Figure 1. Sheets of Cytotrophoblasts and Syncytiotrophoblasts Growing in a Plexiform Pattern in the Background of Hemorrhage (H & E Staining; × 10 Objective)
Figure 2. Abdominopelvic CT Scan Showing Left Kidney Mass
Figure 3. Chest X-Ray Showing Bilateral Nodules in the Lungs
The case we reported presented with prolonged amenorrhea followed by left-sided flank pain and gross hematuria. Although 50 percent of gestational choriocarcinomas are preceded by a molar pregnancy, our patient lacked such a history and developed choriocarcinoma following a normal vaginal delivery.

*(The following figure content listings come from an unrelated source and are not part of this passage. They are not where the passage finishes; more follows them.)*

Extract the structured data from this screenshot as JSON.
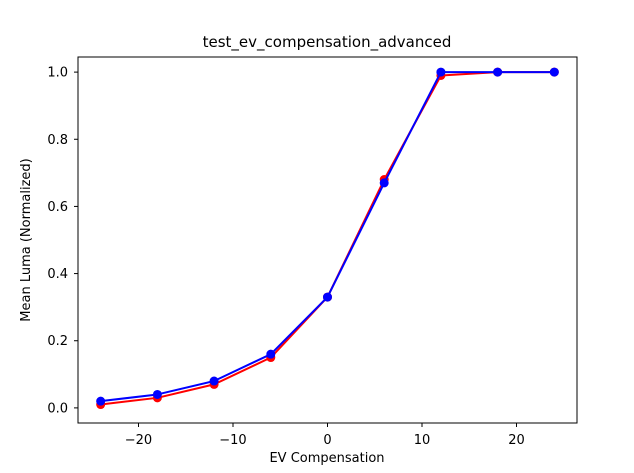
{
  "figure": {
    "background": "#ffffff",
    "plot_background": "#ffffff",
    "text_color": "#000000"
  },
  "chart_data": {
    "type": "line",
    "title": "test_ev_compensation_advanced",
    "xlabel": "EV Compensation",
    "ylabel": "Mean Luma (Normalized)",
    "x": [
      -24,
      -18,
      -12,
      -6,
      0,
      6,
      12,
      18,
      24
    ],
    "series": [
      {
        "name": "red",
        "color": "#ff0000",
        "marker": "circle",
        "values": [
          0.01,
          0.03,
          0.07,
          0.15,
          0.33,
          0.68,
          0.99,
          1.0,
          1.0
        ]
      },
      {
        "name": "blue",
        "color": "#0000ff",
        "marker": "circle",
        "values": [
          0.02,
          0.04,
          0.08,
          0.16,
          0.33,
          0.67,
          1.0,
          1.0,
          1.0
        ]
      }
    ],
    "xlim": [
      -26.4,
      26.4
    ],
    "ylim": [
      -0.045,
      1.045
    ],
    "xticks": {
      "values": [
        -20,
        -10,
        0,
        10,
        20
      ],
      "labels": [
        "−20",
        "−10",
        "0",
        "10",
        "20"
      ]
    },
    "yticks": {
      "values": [
        0.0,
        0.2,
        0.4,
        0.6,
        0.8,
        1.0
      ],
      "labels": [
        "0.0",
        "0.2",
        "0.4",
        "0.6",
        "0.8",
        "1.0"
      ]
    },
    "grid": false,
    "legend": null
  }
}
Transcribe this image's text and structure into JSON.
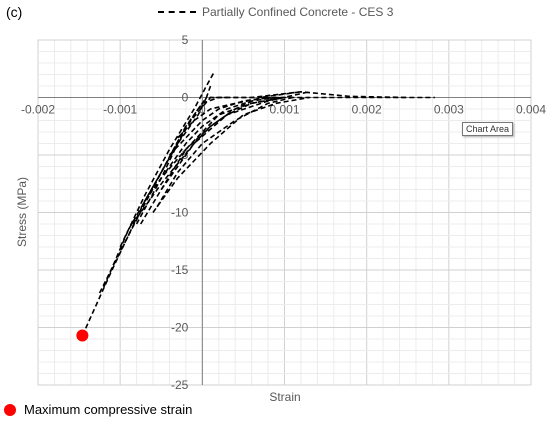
{
  "panel_label": "(c)",
  "tooltip": "Chart Area",
  "footnote": "Maximum compressive strain",
  "chart_data": {
    "type": "line",
    "title": "",
    "xlabel": "Strain",
    "ylabel": "Stress (MPa)",
    "xlim": [
      -0.002,
      0.004
    ],
    "ylim": [
      -25,
      5
    ],
    "x_ticks": [
      "-0.002",
      "-0.001",
      "0",
      "0.001",
      "0.002",
      "0.003",
      "0.004"
    ],
    "y_ticks": [
      "5",
      "0",
      "-5",
      "-10",
      "-15",
      "-20",
      "-25"
    ],
    "grid": true,
    "legend_position": "top",
    "series": [
      {
        "name": "Partially Confined Concrete - CES 3",
        "color": "#000000",
        "dashed": true,
        "curves": [
          {
            "x": [
              -0.00146,
              -0.0011,
              -0.0007,
              -0.0003,
              -5e-05,
              5e-05,
              0.0003,
              0.0008,
              0.0015,
              0.002,
              0.00283
            ],
            "y": [
              -20.7,
              -15,
              -9,
              -4,
              -1.5,
              0,
              0,
              0,
              0,
              0,
              0
            ]
          },
          {
            "x": [
              -0.00125,
              -0.0009,
              -0.0005,
              -0.0002,
              0.0,
              0.0002,
              0.0006,
              0.0012,
              0.0018,
              0.0025
            ],
            "y": [
              -17,
              -12,
              -6.5,
              -2.5,
              -0.5,
              0,
              0,
              0.5,
              0.1,
              0
            ]
          },
          {
            "x": [
              -0.0012,
              -0.0009,
              -0.0005,
              -0.0002,
              0.0001,
              0.0003
            ],
            "y": [
              -16.5,
              -11.5,
              -6.5,
              -2.5,
              0,
              0
            ]
          },
          {
            "x": [
              -0.001,
              -0.0007,
              -0.0004,
              -0.0001,
              5e-05,
              0.00015
            ],
            "y": [
              -13,
              -8.5,
              -4.5,
              -1,
              1,
              2.3
            ]
          },
          {
            "x": [
              -0.0008,
              -0.0005,
              -0.0003,
              -0.0001,
              5e-05,
              0.0001
            ],
            "y": [
              -11,
              -7,
              -4,
              -1.5,
              0,
              1
            ]
          },
          {
            "x": [
              -0.00075,
              -0.0005,
              -0.0002,
              0.0002,
              0.0006,
              0.001
            ],
            "y": [
              -11,
              -8,
              -4.5,
              -1.5,
              -0.5,
              0
            ]
          },
          {
            "x": [
              -0.00085,
              -0.0005,
              -0.0001,
              0.0003,
              0.0008,
              0.0013
            ],
            "y": [
              -11,
              -7.5,
              -4,
              -1.5,
              -0.3,
              0.5
            ]
          },
          {
            "x": [
              -0.0006,
              -0.0003,
              0.0001,
              0.0005,
              0.0009,
              0.0013
            ],
            "y": [
              -10,
              -7,
              -4,
              -1.5,
              -0.5,
              0
            ]
          },
          {
            "x": [
              -0.0007,
              -0.0005,
              -0.0002,
              0.0001,
              0.0004,
              0.0007,
              0.001,
              0.0012
            ],
            "y": [
              -9,
              -7,
              -4.5,
              -2.5,
              -1,
              0,
              0.3,
              0.5
            ]
          },
          {
            "x": [
              -0.00055,
              -0.0003,
              0.0,
              0.0004,
              0.0008,
              0.0011
            ],
            "y": [
              -9.5,
              -6.5,
              -4,
              -2,
              -0.5,
              0
            ]
          },
          {
            "x": [
              -0.0005,
              -0.0003,
              -0.0001,
              0.0001,
              0.0003,
              0.0006,
              0.001
            ],
            "y": [
              -8,
              -6,
              -4,
              -2.5,
              -1.5,
              -0.5,
              0
            ]
          },
          {
            "x": [
              -0.00045,
              -0.0002,
              0.0,
              0.0003,
              0.0006,
              0.0009
            ],
            "y": [
              -6.5,
              -4,
              -2.5,
              -1,
              -0.3,
              0
            ]
          },
          {
            "x": [
              -0.0004,
              -0.0002,
              0.0,
              0.0002,
              0.0005,
              0.0008
            ],
            "y": [
              -5,
              -3.5,
              -2,
              -1,
              -0.3,
              0
            ]
          },
          {
            "x": [
              -0.0003,
              -0.0001,
              0.0001,
              0.0004,
              0.0007,
              0.001
            ],
            "y": [
              -3.5,
              -2,
              -1,
              -0.5,
              -0.1,
              0
            ]
          }
        ]
      }
    ],
    "markers": [
      {
        "label": "Maximum compressive strain",
        "x": -0.00146,
        "y": -20.7,
        "color": "#ff0000"
      }
    ]
  }
}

Patients with high risk metastatic gestational trophoblastic neoplasia should be first treated by multiagent chemotherapy. Standard EMA/CO regimen is highly effective for treatment of high-risk gestational trophoblastic neoplasia (
9). Wang et al. ( 7) have reviewed 448 cases of choriocarcinoma admitted in their center in a 30 year period. The incidence of renal metastasis was 6.9% in the studied population. These renal metastases were found to be very sensitive to chemotherapy. This may be attributable to the high drug concentration in the renal tissue during their excretion ( 7).
Adjuvant surgical procedures may be indicated in chemotherapy-resistant high-risk gestational trophoblastic neoplasia. These procedures especially include hysterectomy and pulmonary resection of chemotherapy resistant metastatic foci of choriocarcinoma in the lung. Surgical intervention may also become necessary to control hemorrhage (
10). In our case, complete remission of disease was achieved with chemotherapy alone and without need to do any of these surgical procedures.
In conclusion, gestational trophoblastic diseases should be considered in the differential diagnosis of prolonged amenorrhea in patients of reproductive age with a history of prior pregnancy. Moreover, symptoms related to metastatic involvement such as hematuria and flank pain may be among the first clinical manifestations of choriocarcinoma. Metastatic lesions found in any organ including kidneys in parous women of reproductive age should raise the possibility of choriocarcinoma Standard EMA/CO regimen is usually the choice treatment in patients with high-risk gestational trophoblastic neoplasia.